A novel technique for real-time monitoring of molten pool geometry and thermal history in laser material processing using an oscillating pyrometer
摘要
Microstructure and geometry are two important characteristics of a processed part that researchers aim to control during laser material processing (LMP). The current study introduces a novel method to monitor these characteristics through the innovative use of an infrared pyrometer. The setups involve oscillating the pyrometer focus about the molten pool region. The focal spot of the pyrometer for temperature measurement is oscillated across and along the laser scanning direction to obtain the width of the molten pool and its thermal history, respectively, in real-time. Two different methods for oscillating the pyrometer focal spot have been implemented. In one, the pyrometer head was oscillated along the molten pool using an oscillating table between two points outside the molten pool through the pool.

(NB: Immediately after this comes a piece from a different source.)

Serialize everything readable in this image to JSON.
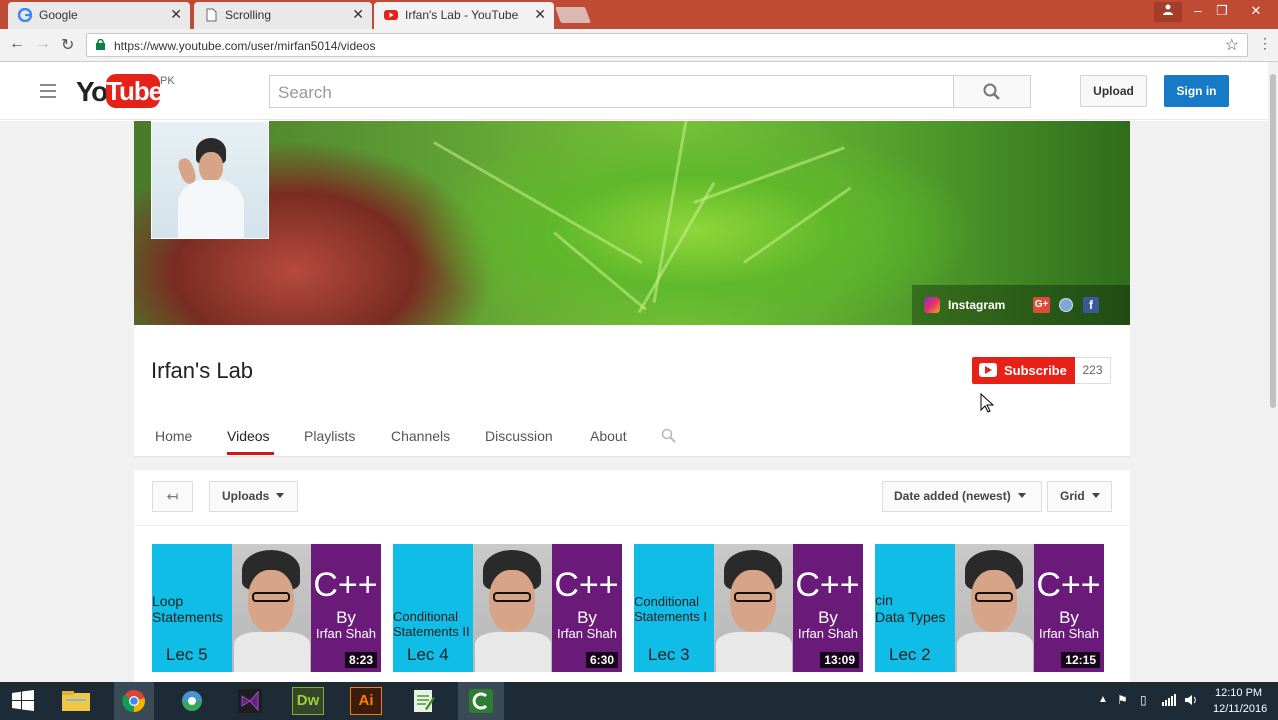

The thermal cycles, peak temperatures, heating rates and cooling rates during the laser processing could be obtained in real time with minimal computation at a data acquisition rate of 300 ms. In another method, an oscillating mirror was used to oscillate the focal spot of a stationary pyrometer across the molten pool width. The magnitudes of the molten pool width are obtained in real-time at a data acquisition rate of 50 ms during every half-oscillation by identifying the transition point from liquid to solidus temperature at the boundary of the molten pool. The system’s effectiveness in obtaining the thermal history and track width was demonstrated using laser re-melting and laser deposition experiments. Incorporated with a feedback control system, this technique could be used to adaptively control the geometric features and microstructure in different LMP modalities.